Nesta segunda-feira, a viúva será recebida pelos chanceleres da União Europeia (UE) em Bruxelas .
"Eles não conseguiram quebrar meu marido, foi por isso que Putin o matou", disse Navalnaya, acrescentando que Alexei foi "maltratado, isolado do mundo" e "mesmo assim não desistiu".
A esposa do opositor prometeu descobrir "quem cometeu este crime" e em quais circunstâncias.

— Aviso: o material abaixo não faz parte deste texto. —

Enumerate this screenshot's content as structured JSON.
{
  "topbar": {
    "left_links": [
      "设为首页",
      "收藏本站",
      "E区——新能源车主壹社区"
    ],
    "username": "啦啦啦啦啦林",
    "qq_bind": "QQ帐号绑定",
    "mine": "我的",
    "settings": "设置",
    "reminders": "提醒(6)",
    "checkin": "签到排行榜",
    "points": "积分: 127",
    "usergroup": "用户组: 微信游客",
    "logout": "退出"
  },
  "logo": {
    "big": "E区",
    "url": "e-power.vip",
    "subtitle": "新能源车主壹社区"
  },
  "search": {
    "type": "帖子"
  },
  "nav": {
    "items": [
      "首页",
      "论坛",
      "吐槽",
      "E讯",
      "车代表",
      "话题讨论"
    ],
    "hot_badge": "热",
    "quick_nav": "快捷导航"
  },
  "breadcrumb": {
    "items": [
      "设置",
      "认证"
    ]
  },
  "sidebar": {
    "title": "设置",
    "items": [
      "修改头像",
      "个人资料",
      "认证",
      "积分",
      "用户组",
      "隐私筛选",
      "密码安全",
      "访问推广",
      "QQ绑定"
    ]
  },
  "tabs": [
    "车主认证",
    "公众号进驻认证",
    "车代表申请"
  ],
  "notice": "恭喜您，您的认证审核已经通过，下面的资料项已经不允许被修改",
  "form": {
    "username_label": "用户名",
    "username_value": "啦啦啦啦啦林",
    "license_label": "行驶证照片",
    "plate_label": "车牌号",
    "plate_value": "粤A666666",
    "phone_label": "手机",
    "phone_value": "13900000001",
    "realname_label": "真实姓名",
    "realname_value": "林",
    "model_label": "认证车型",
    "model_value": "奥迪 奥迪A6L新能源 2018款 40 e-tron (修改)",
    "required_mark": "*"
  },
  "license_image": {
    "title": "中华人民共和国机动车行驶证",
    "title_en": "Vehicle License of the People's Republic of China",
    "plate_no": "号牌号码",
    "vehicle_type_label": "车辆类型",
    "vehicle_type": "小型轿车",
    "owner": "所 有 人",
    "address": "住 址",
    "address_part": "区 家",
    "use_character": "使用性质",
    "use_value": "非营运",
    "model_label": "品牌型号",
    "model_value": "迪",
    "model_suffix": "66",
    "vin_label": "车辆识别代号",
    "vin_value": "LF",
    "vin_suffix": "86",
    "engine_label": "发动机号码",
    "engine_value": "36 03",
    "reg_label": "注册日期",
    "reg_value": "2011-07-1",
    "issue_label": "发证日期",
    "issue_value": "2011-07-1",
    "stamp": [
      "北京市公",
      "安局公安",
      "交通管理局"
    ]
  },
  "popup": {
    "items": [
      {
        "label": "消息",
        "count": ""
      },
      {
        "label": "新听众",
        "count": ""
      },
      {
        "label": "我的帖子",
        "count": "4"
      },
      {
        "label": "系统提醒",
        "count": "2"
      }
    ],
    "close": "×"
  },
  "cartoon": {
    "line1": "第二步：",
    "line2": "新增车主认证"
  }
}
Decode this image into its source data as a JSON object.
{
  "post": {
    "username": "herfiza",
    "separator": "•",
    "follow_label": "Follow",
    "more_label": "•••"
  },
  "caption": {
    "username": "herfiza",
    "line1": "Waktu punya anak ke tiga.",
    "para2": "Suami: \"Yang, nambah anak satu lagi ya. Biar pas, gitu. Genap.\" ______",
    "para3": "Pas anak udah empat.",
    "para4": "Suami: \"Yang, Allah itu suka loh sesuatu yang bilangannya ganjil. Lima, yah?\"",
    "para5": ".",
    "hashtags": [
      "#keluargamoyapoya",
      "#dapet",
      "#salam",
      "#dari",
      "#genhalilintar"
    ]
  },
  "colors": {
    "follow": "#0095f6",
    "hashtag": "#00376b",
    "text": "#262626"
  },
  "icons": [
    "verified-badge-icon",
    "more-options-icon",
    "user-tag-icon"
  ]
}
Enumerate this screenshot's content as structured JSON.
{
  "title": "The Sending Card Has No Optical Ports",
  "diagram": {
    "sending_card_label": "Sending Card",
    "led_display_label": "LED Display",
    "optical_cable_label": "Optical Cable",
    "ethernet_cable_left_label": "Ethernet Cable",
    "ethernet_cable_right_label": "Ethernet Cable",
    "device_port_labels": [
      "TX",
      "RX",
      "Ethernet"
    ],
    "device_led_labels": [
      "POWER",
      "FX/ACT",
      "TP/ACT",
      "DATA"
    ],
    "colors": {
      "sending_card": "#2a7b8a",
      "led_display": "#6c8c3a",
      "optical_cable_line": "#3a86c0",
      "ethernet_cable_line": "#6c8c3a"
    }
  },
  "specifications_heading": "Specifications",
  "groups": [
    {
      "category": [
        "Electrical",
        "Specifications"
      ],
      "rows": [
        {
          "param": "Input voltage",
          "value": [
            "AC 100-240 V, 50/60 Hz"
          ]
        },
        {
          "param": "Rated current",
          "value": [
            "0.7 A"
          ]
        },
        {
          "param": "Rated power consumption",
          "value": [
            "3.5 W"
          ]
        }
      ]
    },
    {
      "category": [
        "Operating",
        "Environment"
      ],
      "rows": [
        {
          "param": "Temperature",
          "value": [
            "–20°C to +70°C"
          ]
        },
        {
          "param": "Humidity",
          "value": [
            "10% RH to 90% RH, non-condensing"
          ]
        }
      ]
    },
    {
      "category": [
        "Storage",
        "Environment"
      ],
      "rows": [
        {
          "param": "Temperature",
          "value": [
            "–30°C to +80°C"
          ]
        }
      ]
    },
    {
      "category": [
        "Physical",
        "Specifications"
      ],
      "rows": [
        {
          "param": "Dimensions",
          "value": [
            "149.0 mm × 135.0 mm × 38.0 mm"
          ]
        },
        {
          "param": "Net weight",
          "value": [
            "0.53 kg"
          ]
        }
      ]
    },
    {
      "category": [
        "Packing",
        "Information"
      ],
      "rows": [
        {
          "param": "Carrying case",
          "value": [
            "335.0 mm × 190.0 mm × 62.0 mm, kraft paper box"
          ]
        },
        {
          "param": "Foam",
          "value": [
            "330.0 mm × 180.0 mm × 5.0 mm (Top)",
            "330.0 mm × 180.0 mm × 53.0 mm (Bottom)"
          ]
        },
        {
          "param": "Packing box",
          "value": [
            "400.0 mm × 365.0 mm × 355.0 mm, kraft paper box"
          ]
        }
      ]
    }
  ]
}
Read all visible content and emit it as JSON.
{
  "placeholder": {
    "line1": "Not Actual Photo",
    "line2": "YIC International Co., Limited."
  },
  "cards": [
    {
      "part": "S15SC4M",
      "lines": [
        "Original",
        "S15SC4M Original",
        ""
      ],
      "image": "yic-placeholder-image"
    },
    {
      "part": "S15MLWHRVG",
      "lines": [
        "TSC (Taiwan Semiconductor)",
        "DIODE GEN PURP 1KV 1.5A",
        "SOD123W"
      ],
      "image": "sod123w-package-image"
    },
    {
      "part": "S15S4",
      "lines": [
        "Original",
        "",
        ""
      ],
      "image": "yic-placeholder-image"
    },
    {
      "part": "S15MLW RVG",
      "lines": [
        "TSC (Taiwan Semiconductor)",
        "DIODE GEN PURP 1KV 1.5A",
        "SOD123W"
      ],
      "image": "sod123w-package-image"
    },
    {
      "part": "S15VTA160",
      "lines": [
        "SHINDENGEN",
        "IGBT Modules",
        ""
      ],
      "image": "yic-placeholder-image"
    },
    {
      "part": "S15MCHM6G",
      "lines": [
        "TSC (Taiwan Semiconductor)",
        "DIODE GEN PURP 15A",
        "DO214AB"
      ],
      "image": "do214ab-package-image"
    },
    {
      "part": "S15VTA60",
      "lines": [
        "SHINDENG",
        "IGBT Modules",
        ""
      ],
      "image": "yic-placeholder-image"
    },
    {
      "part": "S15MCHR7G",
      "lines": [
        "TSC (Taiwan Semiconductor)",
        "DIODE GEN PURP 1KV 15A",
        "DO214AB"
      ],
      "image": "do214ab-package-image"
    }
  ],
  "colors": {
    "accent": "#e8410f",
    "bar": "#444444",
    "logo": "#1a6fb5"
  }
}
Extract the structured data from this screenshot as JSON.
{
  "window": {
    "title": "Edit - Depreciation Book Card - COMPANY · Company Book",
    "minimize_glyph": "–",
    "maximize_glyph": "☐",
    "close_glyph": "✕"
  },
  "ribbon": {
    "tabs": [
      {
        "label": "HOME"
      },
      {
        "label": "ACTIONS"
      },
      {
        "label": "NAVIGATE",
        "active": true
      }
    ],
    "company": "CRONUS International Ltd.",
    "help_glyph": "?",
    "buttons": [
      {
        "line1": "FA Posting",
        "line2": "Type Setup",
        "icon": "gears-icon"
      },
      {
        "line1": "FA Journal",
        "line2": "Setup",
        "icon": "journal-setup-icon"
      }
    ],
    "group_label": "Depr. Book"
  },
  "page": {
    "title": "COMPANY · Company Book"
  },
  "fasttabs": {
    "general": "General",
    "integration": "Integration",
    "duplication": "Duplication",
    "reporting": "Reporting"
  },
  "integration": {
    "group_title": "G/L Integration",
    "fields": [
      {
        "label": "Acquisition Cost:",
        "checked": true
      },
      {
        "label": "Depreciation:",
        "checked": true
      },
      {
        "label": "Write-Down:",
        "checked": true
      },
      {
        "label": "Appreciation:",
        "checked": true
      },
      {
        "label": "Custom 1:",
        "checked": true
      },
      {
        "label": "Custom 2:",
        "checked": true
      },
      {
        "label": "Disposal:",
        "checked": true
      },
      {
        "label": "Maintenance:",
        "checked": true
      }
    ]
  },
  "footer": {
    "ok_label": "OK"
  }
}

"Vou continuar o trabalho de Alexei Navalny. Vou continuar pelo nosso país, com vocês. Peço a todos que estejam ao meu lado (...). Não é uma vergonha fazer pouco, é uma vergonha não fazer nada, é uma vergonha se permitir ter medo", declarou.
Na Rússia, as tentativas modestas de prestar homenagem ao opositor foram reprimidas, em plena campanha de intimidação contra qualquer crítica às autoridades desde o início da ofensiva na Ucrânia, em fevereiro de 2022.
No final de semana, a polícia russa prendeu centenas de pessoas que depositavam flores e acendiam velas em dezenas de cidades para homenagear o dissidente.
Navalny era a figura de maior destaque da oposição na Rússia, onde ganhou popularidade - em particular entre os jovens - graças às investigações sobre a corrupção durante o governo Putin.